During the Modern era, philosophers such as Descartes and Locke developed the notions of material substance and immaterial substance. Material substance, or matter, was primarily defined as being extended and spatially located. Descartes, and other thinkers, also took the view that material substance could not think. Immaterial substance was taken to lack extension and to not possess a spatial location. Most importantly, immaterial substance was regarded as having thought as its defining attribute. While these philosophers are long dead, the influence of their concepts lives on in philosophy and science.
In philosophy, people still draw the classic distinction between dualists and materialists. A dualist holds that a living person consists of a material body and an immaterial mind. The materialist denies the existence of the immaterial mind and accepts only matter. There are also phenomenonalists who contend that all that exists is mental. Materialism of this sort is popular both in contemporary philosophy and science. Dualism is still popular with the general population in that many people believe in a non-material soul that is distinct from the body.
Because of the history of dualism, free will is often linked to the immaterial mind. As such, it is no surprise that people who reject the immaterial mind engage in the following reasoning: an immaterial mind is necessary for free will. There is no immaterial mind. So, there is no free will.
Looked at positively, materialists tend to regard their materialism as entailing a lack of free will. Thomas Hobbes, a materialist from the Modern era, accepted determinism as part of his materialism. Taking the materialist path, the argument against free will is that if the mind is material, then there is no free will. The mind is material, so there is no free will.
Interestingly enough, those who accepted the immaterial mind tended to believe that only an immaterial substance could think—so they inferred the existence of such a mind on the grounds that they thought. Materialists most often accept the mind, but cast it in physical terms. That is, people do think and feel, they just do not do so via the mysterious quivering of immaterial ectoplasm. Some materialists go so far as to reject the mind—perhaps ending up in behaviorism or eliminative materialism.

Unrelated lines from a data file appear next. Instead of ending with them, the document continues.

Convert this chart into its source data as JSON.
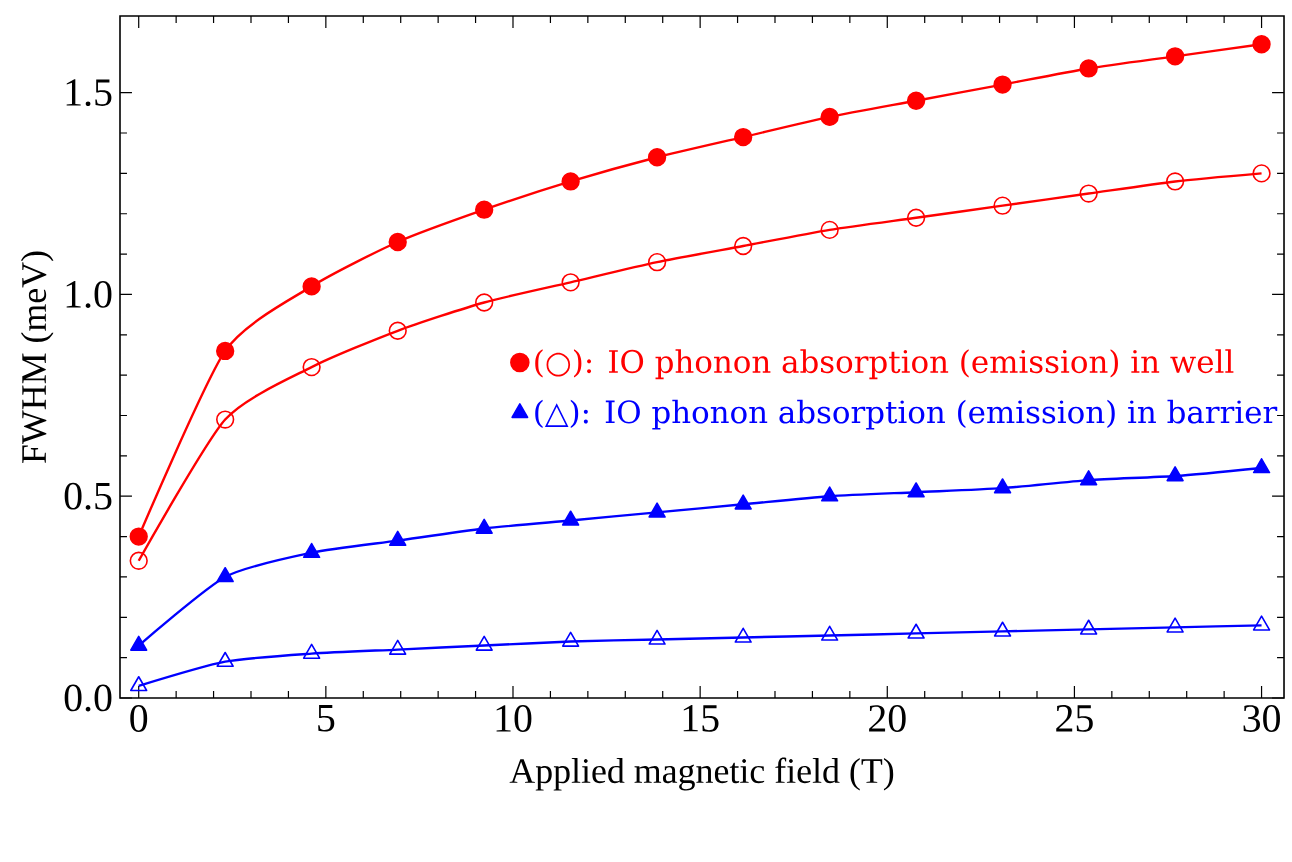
{
  "chart_data": {
    "type": "line",
    "xlabel": "Applied magnetic field (T)",
    "ylabel": "FWHM (meV)",
    "x": [
      0,
      2.31,
      4.62,
      6.92,
      9.23,
      11.54,
      13.85,
      16.15,
      18.46,
      20.77,
      23.08,
      25.38,
      27.69,
      30
    ],
    "series": [
      {
        "name": "(○): IO phonon absorption (emission) in well",
        "color": "#ff0000",
        "marker": "circle",
        "values": [
          0.4,
          0.86,
          1.02,
          1.13,
          1.21,
          1.28,
          1.34,
          1.39,
          1.44,
          1.48,
          1.52,
          1.56,
          1.59,
          1.62
        ]
      },
      {
        "color": "#ff0000",
        "marker": "circle-open",
        "values": [
          0.34,
          0.69,
          0.82,
          0.91,
          0.98,
          1.03,
          1.08,
          1.12,
          1.16,
          1.19,
          1.22,
          1.25,
          1.28,
          1.3
        ]
      },
      {
        "name": "(△): IO phonon absorption (emission) in barrier",
        "color": "#0000ff",
        "marker": "triangle",
        "values": [
          0.13,
          0.3,
          0.36,
          0.39,
          0.42,
          0.44,
          0.46,
          0.48,
          0.5,
          0.51,
          0.52,
          0.54,
          0.55,
          0.57
        ]
      },
      {
        "color": "#0000ff",
        "marker": "triangle-open",
        "values": [
          0.03,
          0.09,
          0.11,
          0.12,
          0.13,
          0.14,
          0.145,
          0.15,
          0.155,
          0.16,
          0.165,
          0.17,
          0.175,
          0.18
        ]
      }
    ],
    "xlim": [
      -0.5,
      30.6
    ],
    "ylim": [
      0,
      1.69
    ],
    "xticks": [
      0,
      5,
      10,
      15,
      20,
      25,
      30
    ],
    "yticks": [
      {
        "value": 0,
        "label": "0.0"
      },
      {
        "value": 0.5,
        "label": "0.5"
      },
      {
        "value": 1,
        "label": "1.0"
      },
      {
        "value": 1.5,
        "label": "1.5"
      }
    ],
    "grid": false,
    "legend": "right",
    "line_style": "solid"
  }
}
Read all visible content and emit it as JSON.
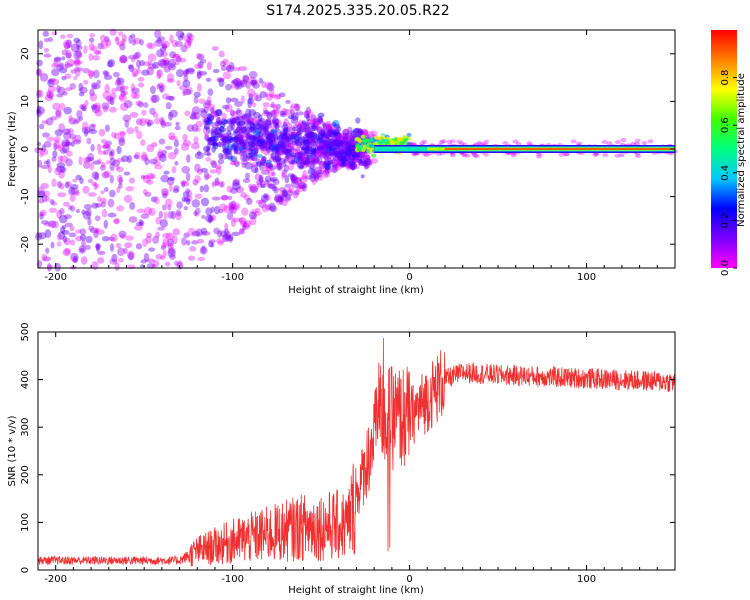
{
  "title": "S174.2025.335.20.05.R22",
  "chart_data": [
    {
      "type": "heatmap",
      "xlabel": "Height of straight line (km)",
      "ylabel": "Frequency (Hz)",
      "xlim": [
        -210,
        150
      ],
      "ylim": [
        -25,
        25
      ],
      "xticks": [
        -200,
        -100,
        0,
        100
      ],
      "yticks": [
        -20,
        -10,
        0,
        10,
        20
      ],
      "colorbar": {
        "label": "Normalized spectral amplitude",
        "range": [
          0,
          1
        ],
        "ticks": [
          "0.0",
          "0.2",
          "0.4",
          "0.6",
          "0.8"
        ],
        "colormap": [
          "#ff00ff",
          "#7a00ff",
          "#0000ff",
          "#00c8ff",
          "#00ff80",
          "#40ff00",
          "#ffff00",
          "#ff8000",
          "#ff0000"
        ]
      },
      "features": [
        {
          "name": "narrow carrier",
          "x_range": [
            0,
            150
          ],
          "frequency": 0,
          "amplitude": 0.9
        },
        {
          "name": "transition",
          "x_range": [
            -25,
            0
          ],
          "frequency": 1,
          "amplitude": 0.75
        },
        {
          "name": "scattered energy",
          "x_range": [
            -210,
            -25
          ],
          "frequency_spread": 25,
          "amplitude": 0.2
        }
      ]
    },
    {
      "type": "line",
      "xlabel": "Height of straight line (km)",
      "ylabel": "SNR (10 * v/v)",
      "xlim": [
        -210,
        150
      ],
      "ylim": [
        0,
        500
      ],
      "xticks": [
        -200,
        -100,
        0,
        100
      ],
      "yticks": [
        0,
        100,
        200,
        300,
        400,
        500
      ],
      "series_color": "#f03030",
      "profile": {
        "x": [
          -210,
          -130,
          -120,
          -100,
          -60,
          -35,
          -28,
          -20,
          -15,
          0,
          20,
          30,
          50,
          150
        ],
        "y": [
          20,
          20,
          40,
          60,
          90,
          95,
          180,
          280,
          320,
          320,
          400,
          415,
          410,
          395
        ]
      }
    }
  ]
}
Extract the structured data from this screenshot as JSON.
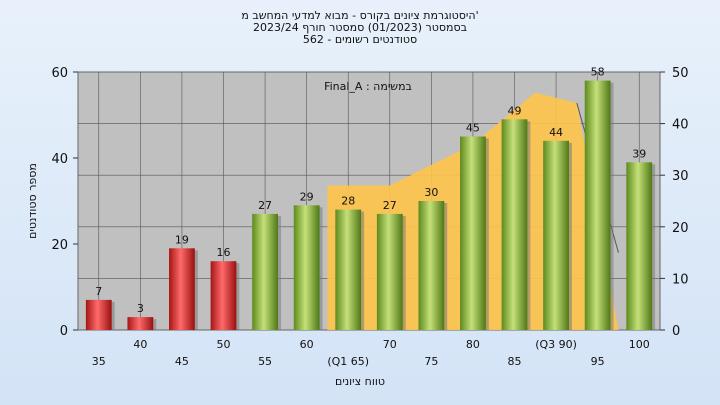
{
  "titles": {
    "line1": "היסטוגרמת ציונים בקורס - מבוא למדעי המחשב מ'",
    "line2": "בסמסטר  (01/2023)  סמסטר חורף  2023/24",
    "line3": "562 - סטודנטים רשומים"
  },
  "chart_data": {
    "type": "bar",
    "categories": [
      "35",
      "40",
      "45",
      "50",
      "55",
      "60",
      "(Q1 65)",
      "70",
      "75",
      "80",
      "85",
      "(Q3 90)",
      "95",
      "100"
    ],
    "values": [
      7,
      3,
      19,
      16,
      27,
      29,
      28,
      27,
      30,
      45,
      49,
      44,
      58,
      39
    ],
    "bar_colors": [
      "#d62a2a",
      "#d62a2a",
      "#d62a2a",
      "#d62a2a",
      "#8fb83a",
      "#8fb83a",
      "#8fb83a",
      "#8fb83a",
      "#8fb83a",
      "#8fb83a",
      "#8fb83a",
      "#8fb83a",
      "#8fb83a",
      "#8fb83a"
    ],
    "xlabel": "טווח ציונים",
    "ylabel": "מספר סטודנטים",
    "ylim": [
      0,
      60
    ],
    "yticks": [
      0,
      20,
      40,
      60
    ],
    "y2lim": [
      0,
      50
    ],
    "y2ticks": [
      0,
      10,
      20,
      30,
      40,
      50
    ],
    "area": {
      "color": "#ffc44a",
      "points": [
        [
          5.5,
          0
        ],
        [
          5.5,
          28
        ],
        [
          7,
          28
        ],
        [
          9,
          36
        ],
        [
          10.5,
          46
        ],
        [
          11.5,
          44
        ],
        [
          12.5,
          0
        ]
      ]
    },
    "annotation": "Final_A : במשימה",
    "grid": true
  }
}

Julien La Metrie was one rather forward looking materialist. In 1747 he published his work Man the Machine. In this work he claims that philosophers should be like engineers who analyze the mind. Unlike many of the thinkers of his time, he seemed to understand the implications of mechanism, namely that it seemed to entail determinism and reductionism. A few centuries later, this sort of view is rather popular in the sciences and philosophy: since materialism is true and humans are biological mechanisms, there is no free will and the mind can be reduced (explained entirely in terms of) its physical operations (or functions).
One interesting mistake that seems to drive this view is the often uncritical assumption that materialism entails the impossibility of free will. As noted above, this rests on the notion that free will requires an immaterial mind. This is, perhaps, because such a mind is said to be exempt from the laws that run the material universe.
One part of the mistake is a failure to realize that being incorporeal is not a sufficient condition for free will. One of Hume’s many interesting insights was that if immaterial substance exists, then it would be like material substance. When discussing the possibility of immortality, he claims that nature uses substance like clay: shaping it into various forms, then reshaping the matter into new forms so that the same matter can successively make up the bodies of living creatures. By analogy, an immaterial substance could successively make up the minds of living creatures—the substance would not be created or destroyed, it would merely change form. If his reasoning holds, it would seem that if material substance is not free, then immaterial substance would also not be free. Leibniz, who believed that reality was entirely mental (composed of monads) accepted a form of determinism. This determinism, though it has some problems, seems entirely consistent with his immaterialism (that everything is mental). This should hardly be surprising, since being immaterial does not entail that something has free will—the two are rather distinct attributes.
Another part of the mistake is the uncritical assumption that materialism entails a lack of freedom. Naturally, if matter is defined as being deterministic and lacking in freedom, then materialism would (by begging the question) entail a lack of freedom. Likewise, if matter is defined (as many thinkers did) as being incapable of thought, then it would follow (by begging the question) that no material being could think. Just as it should not be assumed that matter cannot think, it should also not be assumed that a material being must lack free will. Looked at another way, it should not be assumed that being incorporeal is a necessary condition for free will.
What, obviously enough, seems to have driven the error is the conflation of the incorporeal with freedom and the material with determinism (or lack of freedom). Behind this is, also obviously enough, the assumption that the incorporeal is exempt from the laws that impose harsh determinism on matter. But, if it is accepted that a purely material being can think (thus denying the assumption that only the immaterial can think) it would seem to be acceptable to consider that such a being could also be free (thus denying the assumption that only the immaterial can be free).